Ne deriva che nel dare una prescrizione ci si dovrebbe sempre preoccupare di più di quanto oggi accade di far capire perché si prescrivono determinati comportamenti in modo che possano essere vissuti come "giusti". Un maggior sforzo comunicativo svolto utilizzando anche gli strumenti più efficaci e i comunicatori più seguiti può sicuramente portare la comunità a vivere maggiormente come "giusti" gli obblighi, magari ancor prima di decretarli.

Ciò che invece deve essere assolutamente da evitare è proprio l'azione di chi invece vuole convincere che alcuni obblighi sono ingiusti o per lo meno sono inutili o inefficaci. Verrebbe voglia di stabilire che si tratta di un reato di opinione, ma certamente la libertà di pensiero e di parola è ancora più importante della lotta al virus. Ma si dovrebbe distinguere tra l'espressione di un pensiero, seppur pericoloso, dall'istigazione, talvolta subdola, ad adottare dei comportamenti contrari a quelli che la comunità ritiene che sarebbe corretto se non addirittura indispensabile avere.

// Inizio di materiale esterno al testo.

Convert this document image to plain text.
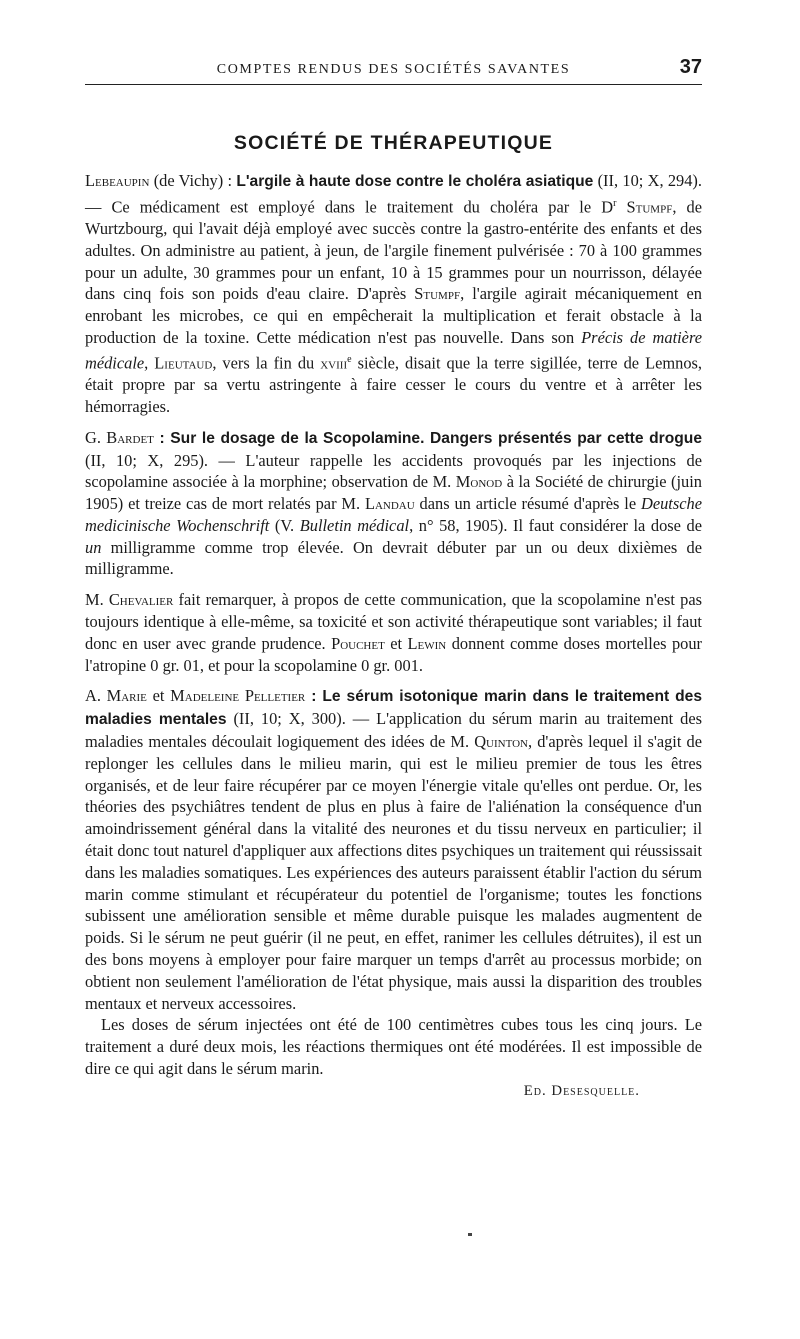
COMPTES RENDUS DES SOCIÉTÉS SAVANTES	37
SOCIÉTÉ DE THÉRAPEUTIQUE

Lebeaupin (de Vichy) : L'argile à haute dose contre le choléra asiatique (II, 10; X, 294). — Ce médicament est employé dans le traitement du choléra par le $D^r$ Stumpf, de Wurtzbourg, qui l'avait déjà employé avec succès contre la gastro-entérite des enfants et des adultes. On administre au patient, à jeun, de l'argile finement pulvérisée : 70 à 100 grammes pour un adulte, 30 grammes pour un enfant, 10 à 15 grammes pour un nourrisson, délayée dans cinq fois son poids d'eau claire. D'après Stumpf, l'argile agirait mécaniquement en enrobant les microbes, ce qui en empêcherait la multiplication et ferait obstacle à la production de la toxine. Cette médication n'est pas nouvelle. Dans son Précis de matière médicale, Lieutaud, vers la fin du xviii$^e$ siècle, disait que la terre sigillée, terre de Lemnos, était propre par sa vertu astringente à faire cesser le cours du ventre et à arrêter les hémorragies.

G. Bardet : Sur le dosage de la Scopolamine. Dangers présentés par cette drogue (II, 10; X, 295). — L'auteur rappelle les accidents provoqués par les injections de scopolamine associée à la morphine; observation de M. Monod à la Société de chirurgie (juin 1905) et treize cas de mort relatés par M. Landau dans un article résumé d'après le Deutsche medicinische Wochenschrift (V. Bulletin médical, n° 58, 1905). Il faut considérer la dose de un milligramme comme trop élevée. On devrait débuter par un ou deux dixièmes de milligramme.

M. Chevalier fait remarquer, à propos de cette communication, que la scopolamine n'est pas toujours identique à elle-même, sa toxicité et son activité thérapeutique sont variables; il faut donc en user avec grande prudence. Pouchet et Lewin donnent comme doses mortelles pour l'atropine 0 gr. 01, et pour la scopolamine 0 gr. 001.

A. Marie et Madeleine Pelletier : Le sérum isotonique marin dans le traitement des maladies mentales (II, 10; X, 300). — L'application du sérum marin au traitement des maladies mentales découlait logiquement des idées de M. Quinton, d'après lequel il s'agit de replonger les cellules dans le milieu marin, qui est le milieu premier de tous les êtres organisés, et de leur faire récupérer par ce moyen l'énergie vitale qu'elles ont perdue. Or, les théories des psychiâtres tendent de plus en plus à faire de l'aliénation la conséquence d'un amoindrissement général dans la vitalité des neurones et du tissu nerveux en particulier; il était donc tout naturel d'appliquer aux affections dites psychiques un traitement qui réussissait dans les maladies somatiques. Les expériences des auteurs paraissent établir l'action du sérum marin comme stimulant et récupérateur du potentiel de l'organisme; toutes les fonctions subissent une amélioration sensible et même durable puisque les malades augmentent de poids. Si le sérum ne peut guérir (il ne peut, en effet, ranimer les cellules détruites), il est un des bons moyens à employer pour faire marquer un temps d'arrêt au processus morbide; on obtient non seulement l'amélioration de l'état physique, mais aussi la disparition des troubles mentaux et nerveux accessoires.

Les doses de sérum injectées ont été de 100 centimètres cubes tous les cinq jours. Le traitement a duré deux mois, les réactions thermiques ont été modérées. Il est impossible de dire ce qui agit dans le sérum marin.

Ed. Desesquelle.
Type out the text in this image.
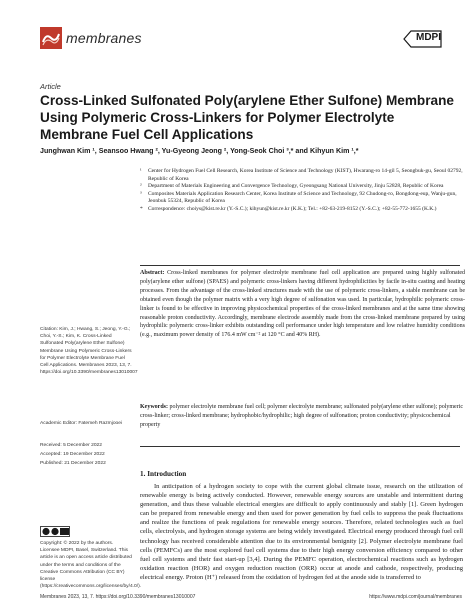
membranes	MDPI
Article
Cross-Linked Sulfonated Poly(arylene Ether Sulfone) Membrane Using Polymeric Cross-Linkers for Polymer Electrolyte Membrane Fuel Cell Applications
Junghwan Kim ¹, Seansoo Hwang ², Yu-Gyeong Jeong ², Yong-Seok Choi ³,* and Kihyun Kim ¹,*
¹ Center for Hydrogen Fuel Cell Research, Korea Institute of Science and Technology (KIST), Hwarang-ro 14-gil 5, Seongbuk-gu, Seoul 02792, Republic of Korea
² Department of Materials Engineering and Convergence Technology, Gyeongsang National University, Jinju 52828, Republic of Korea
³ Composites Materials Application Research Center, Korea Institute of Science and Technology, 92 Chudong-ro, Bongdong-eup, Wanju-gun, Jeonbuk 55324, Republic of Korea
* Correspondence: choiys@kist.re.kr (Y.-S.C.); kihyun@kist.re.kr (K.K.); Tel.: +82-63-219-8152 (Y.-S.C.); +82-55-772-1655 (K.K.)
Abstract: Cross-linked membranes for polymer electrolyte membrane fuel cell application are prepared using highly sulfonated poly(arylene ether sulfone) (SPAES) and polymeric cross-linkers having different hydrophilicities by facile in-situ casting and heating processes. From the advantage of the cross-linked structures made with the use of polymeric cross-linkers, a stable membrane can be obtained even though the polymer matrix with a very high degree of sulfonation was used. In particular, hydrophilic polymeric cross-linker is found to be effective in improving physicochemical properties of the cross-linked membranes and at the same time showing reasonable proton conductivity. Accordingly, membrane electrode assembly made from the cross-linked membrane prepared by using hydrophilic polymeric cross-linker exhibits outstanding cell performance under high temperature and low relative humidity conditions (e.g., maximum power density of 176.4 mW cm⁻² at 120 °C and 40% RH).
Keywords: polymer electrolyte membrane fuel cell; polymer electrolyte membrane; sulfonated poly(arylene ether sulfone); polymeric cross-linker; cross-linked membrane; hydrophobic/hydrophilic; high degree of sulfonation; proton conductivity; physicochemical property
Citation: Kim, J.; Hwang, S.; Jeong, Y.-G.; Choi, Y.-S.; Kim, K. Cross-Linked Sulfonated Poly(arylene Ether Sulfone) Membrane Using Polymeric Cross-Linkers for Polymer Electrolyte Membrane Fuel Cell Applications. Membranes 2023, 13, 7. https://doi.org/10.3390/membranes13010007
Academic Editor: Fatemeh Razmjooei
Received: 5 December 2022
Accepted: 19 December 2022
Published: 21 December 2022
Copyright: © 2022 by the authors. Licensee MDPI, Basel, Switzerland. This article is an open access article distributed under the terms and conditions of the Creative Commons Attribution (CC BY) license (https://creativecommons.org/licenses/by/4.0/).
1. Introduction

In anticipation of a hydrogen society to cope with the current global climate issue, research on the utilization of renewable energy is being actively conducted. However, renewable energy sources are unstable and intermittent during generation, and thus these valuable electrical energies are difficult to apply continuously and stably [1]. Green hydrogen can be prepared from renewable energy and then used for power generation by fuel cells to suppress the peak fluctuations and realize the functions of peak regulations for renewable energy sources. Therefore, related technologies such as fuel cells, electrolysis, and hydrogen storage systems are being widely investigated. Electrical energy produced through fuel cell technology has received considerable attention due to its environmental benignity [2]. Polymer electrolyte membrane fuel cells (PEMFCs) are the most explored fuel cell systems due to their high energy conversion efficiency compared to other fuel cell systems and their fast start-up [3,4]. During the PEMFC operation, electrochemical reactions such as hydrogen oxidation reaction (HOR) and oxygen reduction reaction (ORR) occur at anode and cathode, respectively, producing electrical energy. Proton (H⁺) released from the oxidation of hydrogen fed at the anode side is transferred to

Membranes 2023, 13, 7. https://doi.org/10.3390/membranes13010007	https://www.mdpi.com/journal/membranes
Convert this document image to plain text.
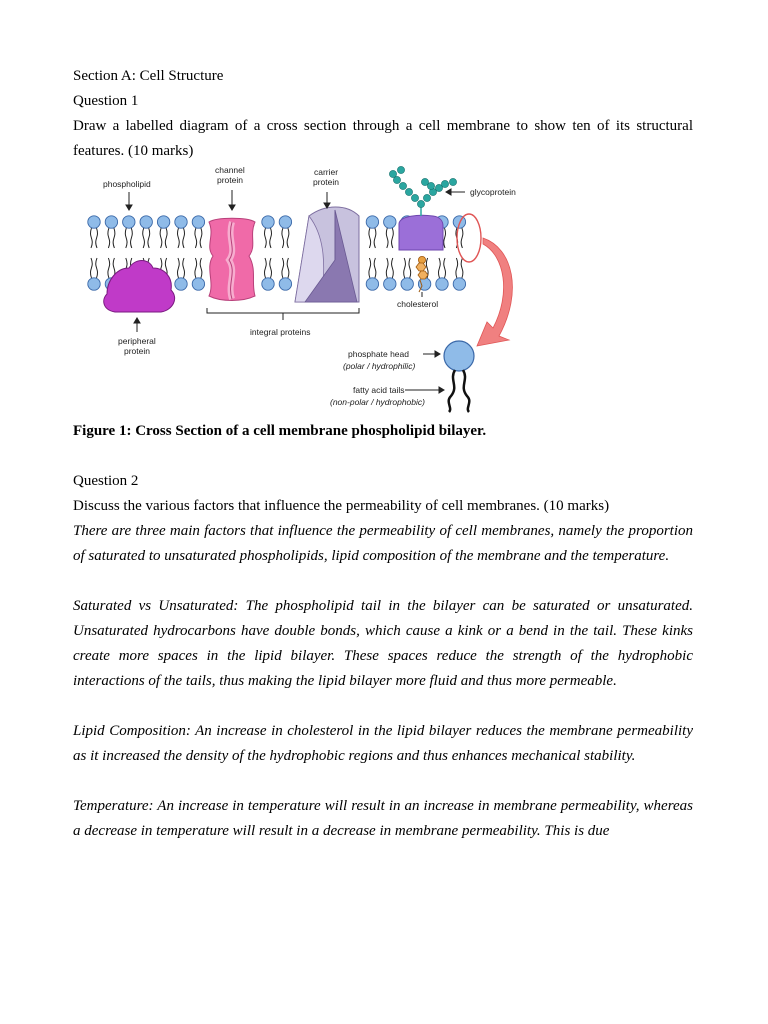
Section A: Cell Structure

Question 1

Draw a labelled diagram of a cross section through a cell membrane to show ten of its structural features. (10 marks)

phospholipid
channel
protein
carrier
protein
glycoprotein
cholesterol
integral proteins
peripheral
protein	phosphate head
(polar / hydrophilic)
fatty acid tails
(non-polar / hydrophobic)

Figure 1: Cross Section of a cell membrane phospholipid bilayer.

Question 2

Discuss the various factors that influence the permeability of cell membranes. (10 marks)

There are three main factors that influence the permeability of cell membranes, namely the proportion of saturated to unsaturated phospholipids, lipid composition of the membrane and the temperature.

Saturated vs Unsaturated: The phospholipid tail in the bilayer can be saturated or unsaturated. Unsaturated hydrocarbons have double bonds, which cause a kink or a bend in the tail. These kinks create more spaces in the lipid bilayer. These spaces reduce the strength of the hydrophobic interactions of the tails, thus making the lipid bilayer more fluid and thus more permeable.

Lipid Composition: An increase in cholesterol in the lipid bilayer reduces the membrane permeability as it increased the density of the hydrophobic regions and thus enhances mechanical stability.

Temperature: An increase in temperature will result in an increase in membrane permeability, whereas a decrease in temperature will result in a decrease in membrane permeability. This is due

E qui non mi sento in grado di approfondire questo punto che però credo sia essenziale: dov'è il limite tra libertà di opinione e libertà di svolgere azioni di convincimento che spesso assumono le caratteristiche dell'istigazione.

Da ultimo, però, è importante anche riflettere sul ruolo di chi fa scienza che non può presentare confusioni su ciò che invece è evidente, mentre deve saper spiegare le incertezze e come affrontarle magari adottando un principio di precauzione. È solo sulla base di informazioni chiare e convincenti che un obbligo può essere vissuto come la cosa giusta da fare, e questo è il ruolo anche di noi epidemiologi che dobbiamo diffondere le informazioni necessarie per capire.

È vero che anche ciò che oggi riteniamo solidamente basato sull'evidenza, domani potremmo accorgerci che non lo era davvero. Ma non per questo possiamo esimerci dall'obbligo di diffondere il più possibile ciò che sarebbe giusto considerare "giusto", vuoi perché ne abbiamo evidenza, vuoi perché se ne deve aver precauzione.